Casey is a professor of Christian ethics at Wesley Theological Seminary in Washington and advised President Obama’s campaign and other Democrats on outreach to religious voters.

Kerry praised Casey as someone who understands how the U.S. can engage religious communities around the world to foster peace and development.

“In a world where people of all faiths are migrating and mingling like never before,” Kerry said, “we ignore the global impact of religion at our peril.”

Casey said he and Kerry have long shared a view about the role of religion in the world, that it neither “poisons everything” nor can “save and solve everything.”

“You knew that the reality was somewhere in between,” Casey said, addressing Kerry under the chandeliers of one of the State Department’s most opulent halls.

Casey, who will take a temporary leave from Wesley to assume his State Department post, said he hopes to “build strong relationships with religious actors abroad to collaborate on a variety of fronts, from conflict prevention and mitigation, to promoting human rights, to fostering development.”

A small but vociferous group of religious advocates — including scholars and clergy — have long pushed the U.S. to take a more robust stand in defending the rights of religious minorities abroad.

“I would put this under the rubric of wait-and-see,” said retired Ambassador Randolph Bell, who runs the First Freedom Center, a Virginia-based religious freedom watchdog group.

While the best policy directly and emphatically insists on religious freedom abroad, Bell said, “if this can lead to an increase in the salience of these rights, let’s give it a chance.”

Knox Thames, director of policy and research at the U.S. Commission on International Religious Freedom — an independent watchdog panel chartered by Congress — sounded more hopeful.

“It’s a positive and timely step that should increase the State Department’s ability to effectively engage religious actors, as issues of religion and state are more relevant than ever” after the Arab Spring, Thames said.

“Hopefully, this office can help position the U.S. to convey our values and the importance of religious freedom during this time of global transition.”

The State Department has an ambassador-at-large for international religious freedom, currently Suzan Johnson Cook, although critics have said she and her predecessors have been sidelined in the department’s vast bureaucracy.

USCIRF has repeatedly taken the State Department to task for going soft against foreign governments that restrict religious freedom and refuse to protect vulnerable religious minorities.

Since 2001, the White House has had a similar office — the Office of Faith-based and Neighborhood Partnerships — which has been headed by a succession of directors with strong religious credentials.

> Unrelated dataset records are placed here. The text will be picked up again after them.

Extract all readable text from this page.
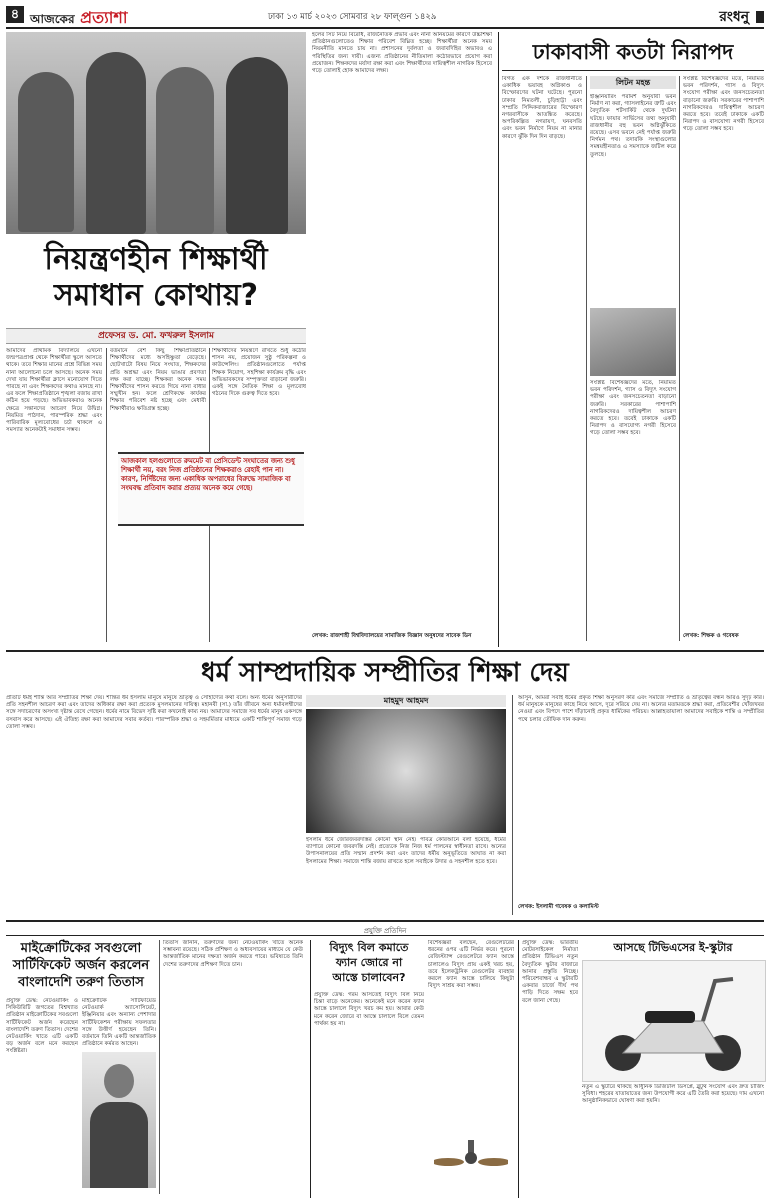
৪ আজকের প্রত্যাশা	ঢাকা ১৩ মার্চ ২০২৩ সোমবার ২৮ ফাল্গুন ১৪২৯	রংধনু
হলের সিট নিয়ে বিরোধ, রাজনৈতিক প্রভাব এবং নানা অনিয়মের কারণে উচ্চশিক্ষা প্রতিষ্ঠানগুলোতেও শিক্ষার পরিবেশ বিঘ্নিত হচ্ছে। শিক্ষার্থীরা অনেক সময় নিয়মনীতি মানতে চায় না। প্রশাসনের দুর্বলতা ও জবাবদিহির অভাবও এ পরিস্থিতির জন্য দায়ী। এজন্য প্রতিষ্ঠানের নীতিমালা কঠোরভাবে প্রয়োগ করা প্রয়োজন। শিক্ষকদের মর্যাদা রক্ষা করা এবং শিক্ষার্থীদের দায়িত্বশীল নাগরিক হিসেবে গড়ে তোলাই হোক আমাদের লক্ষ্য।
নিয়ন্ত্রণহীন শিক্ষার্থী
সমাধান কোথায়?
প্রফেসর ড. মো. ফখরুল ইসলাম
আমাদের প্রাথমিক বিদ্যালয়ে এখনো জন্মপত্রপ্রাপ্ত থেকে শিক্ষার্থীরা স্কুলে আসতে থাকে। তবে শিক্ষার মানের প্রশ্নে বিভিন্ন সময় নানা আলোচনা চলে আসছে। অনেক সময় দেখা যায় শিক্ষার্থীরা ক্লাসে মনোযোগ দিতে পারছে না এবং শিক্ষকদের কথাও মানছে না। এর ফলে শিক্ষাপ্রতিষ্ঠানে শৃঙ্খলা বজায় রাখা কঠিন হয়ে পড়ছে। অভিভাবকরাও অনেক ক্ষেত্রে সন্তানদের আচরণ নিয়ে উদ্বিগ্ন। নিয়মিত পাঠদান, পারস্পরিক শ্রদ্ধা এবং পারিবারিক মূল্যবোধের চর্চা থাকলে এ সমস্যার অনেকটাই সমাধান সম্ভব।
বর্তমানে বেশ কিছু শিক্ষাপ্রতিষ্ঠানে শিক্ষার্থীদের মধ্যে অসহিষ্ণুতা বেড়েছে। ছোটখাটো বিষয় নিয়ে সংঘাত, শিক্ষকদের প্রতি অশ্রদ্ধা এবং নিয়ম ভাঙার প্রবণতা লক্ষ করা যাচ্ছে। শিক্ষকরা অনেক সময় শিক্ষার্থীদের শাসন করতে গিয়ে নানা বাধার সম্মুখীন হন। ফলে শ্রেণিকক্ষে কার্যকর শিক্ষার পরিবেশ নষ্ট হচ্ছে এবং মেধাবী শিক্ষার্থীরাও ক্ষতিগ্রস্ত হচ্ছে।
শিক্ষার্থীদের নিয়ন্ত্রণে রাখতে শুধু কঠোর শাসন নয়, প্রয়োজন সুষ্ঠু পরিকল্পনা ও কাউন্সেলিং। প্রতিষ্ঠানগুলোতে পর্যাপ্ত শিক্ষক নিয়োগ, সহশিক্ষা কার্যক্রম বৃদ্ধি এবং অভিভাবকদের সম্পৃক্ততা বাড়ানো জরুরি। একই সঙ্গে নৈতিক শিক্ষা ও মূল্যবোধ গঠনের দিকে গুরুত্ব দিতে হবে।
আজকাল হলগুলোতে রুমমেট বা প্রেসিডেন্ট সংঘাতের জন্য শুধু শিক্ষার্থী নয়, বরং নিজ প্রতিষ্ঠানের শিক্ষকরাও রেহাই পান না। কারণ, নির্দিষ্টদের জন্য একাধিক অপরাধের বিরুদ্ধে সামাজিক বা সংঘবদ্ধ প্রতিবাদ করার প্রত্যয় অনেক কমে গেছে।
লেখক: রাজশাহী বিশ্ববিদ্যালয়ের সামাজিক বিজ্ঞান অনুষদের সাবেক ডিন
ঢাকাবাসী কতটা নিরাপদ
বিগত এক দশকে রাজধানীতে একাধিক ভয়াবহ অগ্নিকাণ্ড ও বিস্ফোরণের ঘটনা ঘটেছে। পুরনো ঢাকার নিমতলী, চুড়িহাট্টা এবং সম্প্রতি সিদ্দিকবাজারের বিস্ফোরণ নগরবাসীকে আতঙ্কিত করেছে। অপরিকল্পিত নগরায়ণ, ঘনবসতি এবং ভবন নির্মাণে নিয়ম না মানার কারণে ঝুঁকি দিন দিন বাড়ছে।
লিটন মহন্ত
ইঞ্জিনিয়ারিং পরামর্শ অনুযায়ী ভবন নির্মাণ না করা, গ্যাসলাইনের ত্রুটি এবং বৈদ্যুতিক শর্টসার্কিট থেকে দুর্ঘটনা ঘটছে। ফায়ার সার্ভিসের তথ্য অনুযায়ী রাজধানীর বহু ভবন অগ্নিঝুঁকিতে রয়েছে। এসব ভবনে নেই পর্যাপ্ত জরুরি নির্গমন পথ। তদারকি সংস্থাগুলোর সমন্বয়হীনতাও এ সমস্যাকে জটিল করে তুলছে।
সংশ্লিষ্ট বিশেষজ্ঞদের মতে, নিয়মিত ভবন পরিদর্শন, গ্যাস ও বিদ্যুৎ সংযোগ পরীক্ষা এবং জনসচেতনতা বাড়ানো জরুরি। সরকারের পাশাপাশি নাগরিকদেরও দায়িত্বশীল আচরণ করতে হবে। তবেই ঢাকাকে একটি নিরাপদ ও বাসযোগ্য নগরী হিসেবে গড়ে তোলা সম্ভব হবে।
সংশ্লিষ্ট বিশেষজ্ঞদের মতে, নিয়মিত ভবন পরিদর্শন, গ্যাস ও বিদ্যুৎ সংযোগ পরীক্ষা এবং জনসচেতনতা বাড়ানো জরুরি। সরকারের পাশাপাশি নাগরিকদেরও দায়িত্বশীল আচরণ করতে হবে। তবেই ঢাকাকে একটি নিরাপদ ও বাসযোগ্য নগরী হিসেবে গড়ে তোলা সম্ভব হবে।
লেখক: শিক্ষক ও গবেষক
ধর্ম সাম্প্রদায়িক সম্প্রীতির শিক্ষা দেয়
প্রতিটি ধর্মই শান্তি আর সম্প্রীতির শিক্ষা দেয়। শান্তির ধর্ম ইসলাম মানুষে মানুষে ভ্রাতৃত্ব ও সৌহার্দ্যের কথা বলে। অন্য ধর্মের অনুসারীদের প্রতি সহনশীল আচরণ করা এবং তাদের অধিকার রক্ষা করা প্রত্যেক মুসলমানের দায়িত্ব। মহানবী (সা.) তাঁর জীবনে অন্য ধর্মাবলম্বীদের সঙ্গে সদাচরণের অসংখ্য দৃষ্টান্ত রেখে গেছেন। ধর্মের নামে বিভেদ সৃষ্টি করা কখনোই কাম্য নয়। আমাদের সমাজে সব ধর্মের মানুষ একসঙ্গে বসবাস করে আসছে। এই ঐতিহ্য রক্ষা করা আমাদের সবার কর্তব্য। পারস্পরিক শ্রদ্ধা ও সহমর্মিতার মাধ্যমে একটি শান্তিপূর্ণ সমাজ গড়ে তোলা সম্ভব।
মাহমুদ আহমদ
ইসলাম ধর্মে জোরজবরদস্তির কোনো স্থান নেই। পবিত্র কোরআনে বলা হয়েছে, ধর্মের ব্যাপারে কোনো জবরদস্তি নেই। প্রত্যেকে নিজ নিজ ধর্ম পালনের স্বাধীনতা রাখে। অন্যের উপাসনালয়ের প্রতি সম্মান প্রদর্শন করা এবং তাদের ধর্মীয় অনুভূতিতে আঘাত না করা ইসলামের শিক্ষা। সমাজে শান্তি বজায় রাখতে হলে সবাইকে উদার ও সহনশীল হতে হবে।
আসুন, আমরা সবাই ধর্মের প্রকৃত শিক্ষা অনুসরণ করি এবং সমাজে সম্প্রীতি ও ভ্রাতৃত্বের বন্ধন আরও সুদৃঢ় করি। ধর্ম মানুষকে মানুষের কাছে নিয়ে আসে, দূরে সরিয়ে দেয় না। অন্যের মতামতকে শ্রদ্ধা করা, প্রতিবেশীর খোঁজখবর নেওয়া এবং বিপদে পাশে দাঁড়ানোই প্রকৃত ধার্মিকের পরিচয়। আল্লাহতায়ালা আমাদের সবাইকে শান্তি ও সম্প্রীতির পথে চলার তৌফিক দান করুন।
লেখক: ইসলামী গবেষক ও কলামিস্ট
প্রযুক্তি প্রতিদিন
মাইক্রোটিকের সবগুলো
সার্টিফিকেট অর্জন করলেন
বাংলাদেশি তরুণ তিতাস
প্রযুক্তি ডেস্ক: নেটওয়ার্কিং ও সিকিউরিটি জগতের বিশ্বখ্যাত প্রতিষ্ঠান মাইক্রোটিকের সবগুলো সার্টিফিকেট অর্জন করেছেন বাংলাদেশি তরুণ তিতাস। দেশের নেটওয়ার্কিং খাতে এটি একটি বড় অর্জন বলে মনে করছেন সংশ্লিষ্টরা।
মাইক্রোটিক সার্টিফায়েড নেটওয়ার্ক অ্যাসোসিয়েট, ইঞ্জিনিয়ার এবং অন্যান্য পেশাদার সার্টিফিকেশন পরীক্ষায় সফলতার সঙ্গে উত্তীর্ণ হয়েছেন তিনি। বর্তমানে তিনি একটি আন্তর্জাতিক প্রতিষ্ঠানে কর্মরত আছেন।
তিতাস জানান, তরুণদের জন্য নেটওয়ার্কিং খাতে অনেক সম্ভাবনা রয়েছে। সঠিক প্রশিক্ষণ ও অধ্যবসায়ের মাধ্যমে যে কেউ আন্তর্জাতিক মানের দক্ষতা অর্জন করতে পারে। ভবিষ্যতে তিনি দেশের তরুণদের প্রশিক্ষণ দিতে চান।
বিদ্যুৎ বিল কমাতে
ফ্যান জোরে না
আস্তে চালাবেন?
প্রযুক্তি ডেস্ক: গরম আসতেই বিদ্যুৎ বিল নিয়ে চিন্তা বাড়ে অনেকের। অনেকেই মনে করেন ফ্যান আস্তে চালালে বিদ্যুৎ খরচ কম হয়। আবার কেউ মনে করেন জোরে বা আস্তে চালালে বিলে তেমন পার্থক্য হয় না।
বিশেষজ্ঞরা বলছেন, রেগুলেটরের ধরনের ওপর এটি নির্ভর করে। পুরনো রেজিস্ট্যান্স রেগুলেটরে ফ্যান আস্তে চালালেও বিদ্যুৎ প্রায় একই খরচ হয়, তবে ইলেকট্রনিক রেগুলেটর ব্যবহার করলে ফ্যান আস্তে চালিয়ে কিছুটা বিদ্যুৎ সাশ্রয় করা সম্ভব।
আসছে টিভিএসের ই-স্কুটার
প্রযুক্তি ডেস্ক: ভারতীয় মোটরসাইকেল নির্মাতা প্রতিষ্ঠান টিভিএস নতুন বৈদ্যুতিক স্কুটার বাজারে আনার প্রস্তুতি নিচ্ছে। পরিবেশবান্ধব এ স্কুটারটি একবার চার্জে দীর্ঘ পথ পাড়ি দিতে সক্ষম হবে বলে জানা গেছে।
নতুন এ স্কুটারে থাকছে আধুনিক ডিজিটাল ডিসপ্লে, ব্লুটুথ সংযোগ এবং দ্রুত চার্জিং সুবিধা। শহরের যাতায়াতের জন্য উপযোগী করে এটি তৈরি করা হয়েছে। দাম এখনো আনুষ্ঠানিকভাবে ঘোষণা করা হয়নি।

The current head of the White House office, Melissa Rogers, former general counsel to the Baptist Joint Committee for Religious Liberty, on Wednesday welcomed Casey as a public servant who understands the “potential for religious communities to spark both positive and negative movements.”

Casey, the author of “The Making of a Catholic President: Kennedy vs. Nixon 1960,” was named by Religion News Service in 2006 as one of a dozen Democrats who were helping the party make inroads among religious voters.